E’ gestito a livello provinciale da ciascuna Camera di commercio, con tecniche completamente informatiche che ne consentono la consultazione in tempo reale su tutto il territorio nazionale.
La consultazione avviene mediante estrazione di certificati e visure e il rilascio di copie degli atti e documenti depositati.
Il Registro imprese è soggetto alla vigilanza del Giudice del registro, magistrato nominato presso il Tribunale del capoluogo di provincia. Il suo corretto funzionamento è assicurato dal Conservatore, un dirigente della Camera di commercio.
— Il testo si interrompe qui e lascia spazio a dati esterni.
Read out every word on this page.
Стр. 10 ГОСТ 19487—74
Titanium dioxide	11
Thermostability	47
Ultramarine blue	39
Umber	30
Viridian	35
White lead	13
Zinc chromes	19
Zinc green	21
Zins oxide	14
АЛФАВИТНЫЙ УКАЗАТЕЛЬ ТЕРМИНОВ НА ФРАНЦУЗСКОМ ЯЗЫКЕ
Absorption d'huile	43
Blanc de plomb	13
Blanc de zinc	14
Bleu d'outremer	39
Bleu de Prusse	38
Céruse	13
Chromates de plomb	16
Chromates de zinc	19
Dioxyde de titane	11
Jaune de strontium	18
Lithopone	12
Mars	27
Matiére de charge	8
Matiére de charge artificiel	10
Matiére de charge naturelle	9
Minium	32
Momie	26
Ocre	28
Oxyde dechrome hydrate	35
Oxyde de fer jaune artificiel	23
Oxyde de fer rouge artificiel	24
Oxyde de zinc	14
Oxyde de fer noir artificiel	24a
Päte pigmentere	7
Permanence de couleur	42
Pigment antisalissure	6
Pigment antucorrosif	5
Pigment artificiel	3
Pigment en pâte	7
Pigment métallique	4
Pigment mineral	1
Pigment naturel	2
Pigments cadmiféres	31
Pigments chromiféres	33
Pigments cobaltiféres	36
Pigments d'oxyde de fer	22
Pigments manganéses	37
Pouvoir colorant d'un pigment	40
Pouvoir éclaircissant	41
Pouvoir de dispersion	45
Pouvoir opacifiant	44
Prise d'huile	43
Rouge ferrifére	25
Il Registro è uno strumento voluto dal legislatore affinchè le transazioni economiche che quotidianamente si svolgono nel mercato possano fare affidamento su informazioni conoscibili da chiunque e certe: perciò la pubblicità degli atti e fatti previsti dalla legge è obbligatoria, e vincola chiunque anche se non abbia preventivamente consultato il Registro.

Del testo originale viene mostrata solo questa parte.